The late summer/fall wildfire season is in full swing in the western United States. Significant wildfires are observed each year by astronauts orbiting the Earth on the International Space Station. This astronaut photograph documents the Arnica Fire in Yellowstone National Park. The fire was started by a lightning strike near Yellowstone Lake on September 13, 2009. By the time it was detected on September 23, 2009, it covered approximately 2 hectares (4 acres). The fire was photographed by the astronauts on the following day (September 24); by then, it had grown to 101 hectares (250 acres) in size. Warm, dry and windy conditions in the area provided a favorable environment for growth of the fire, and as of October 1, 2009, the fire was estimated to be 3,764 hectares (9,300 acres) in size.

The image is highly oblique, or taken looking outwards at an angle, rather than straight down towards the Earth's surface. The ISS was approximately above Lake Winnipeg, Manitoba, Canada--almost 1,200 kilometers (746 miles) to the northeast of the fire--when this image was taken using a long lens. Landmarks visible in the image include Yellowstone and Jackson Lakes at image center; the Teton Range is visible in the background. The reflection of the smoke plume is visible in Yellowstone Lake.
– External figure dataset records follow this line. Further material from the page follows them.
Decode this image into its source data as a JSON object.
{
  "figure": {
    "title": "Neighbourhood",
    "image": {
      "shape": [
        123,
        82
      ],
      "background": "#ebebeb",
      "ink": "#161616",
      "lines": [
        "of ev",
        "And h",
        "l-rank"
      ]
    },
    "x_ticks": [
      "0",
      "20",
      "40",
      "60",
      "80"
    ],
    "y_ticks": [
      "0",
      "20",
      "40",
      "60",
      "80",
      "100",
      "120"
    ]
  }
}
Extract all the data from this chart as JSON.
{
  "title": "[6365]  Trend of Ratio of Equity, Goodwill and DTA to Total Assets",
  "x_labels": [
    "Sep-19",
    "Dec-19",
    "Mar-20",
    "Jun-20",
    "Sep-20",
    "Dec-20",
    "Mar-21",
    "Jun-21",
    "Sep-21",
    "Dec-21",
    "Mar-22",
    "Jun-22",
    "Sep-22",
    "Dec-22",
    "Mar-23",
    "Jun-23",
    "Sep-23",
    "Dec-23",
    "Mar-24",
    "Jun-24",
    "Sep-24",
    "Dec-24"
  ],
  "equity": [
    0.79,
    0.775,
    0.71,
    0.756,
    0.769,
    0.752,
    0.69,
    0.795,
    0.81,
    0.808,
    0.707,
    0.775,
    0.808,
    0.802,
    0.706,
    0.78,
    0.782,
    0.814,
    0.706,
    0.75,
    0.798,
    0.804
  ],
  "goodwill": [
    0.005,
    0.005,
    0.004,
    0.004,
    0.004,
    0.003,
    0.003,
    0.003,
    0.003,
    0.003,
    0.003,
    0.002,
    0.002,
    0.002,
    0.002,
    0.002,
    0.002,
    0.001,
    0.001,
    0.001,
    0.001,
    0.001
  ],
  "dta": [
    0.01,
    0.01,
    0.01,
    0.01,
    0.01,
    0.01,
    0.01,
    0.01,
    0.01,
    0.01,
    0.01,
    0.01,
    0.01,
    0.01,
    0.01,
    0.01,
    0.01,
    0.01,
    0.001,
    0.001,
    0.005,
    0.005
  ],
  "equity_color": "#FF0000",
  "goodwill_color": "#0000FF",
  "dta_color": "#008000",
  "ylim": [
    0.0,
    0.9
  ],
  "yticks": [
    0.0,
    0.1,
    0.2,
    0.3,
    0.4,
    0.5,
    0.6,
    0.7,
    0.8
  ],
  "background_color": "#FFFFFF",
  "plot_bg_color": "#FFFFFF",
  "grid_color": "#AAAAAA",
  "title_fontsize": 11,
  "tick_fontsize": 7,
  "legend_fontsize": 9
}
A regional view of the Arnica Fire was acquired by the Moderate Resolution Imaging Spectroradiometer (MODIS) sensor on NASA's Aqua satellite. The MODIS image shows the areal extent of the Arnica smoke plume, and the oblique astronaut photograph provides complementary information on the vertical plume structure. As the two images were taken 3 days apart, they cannot be directly paired; however, together they provide a more complete picture of smoke plume evolution than either image would separately.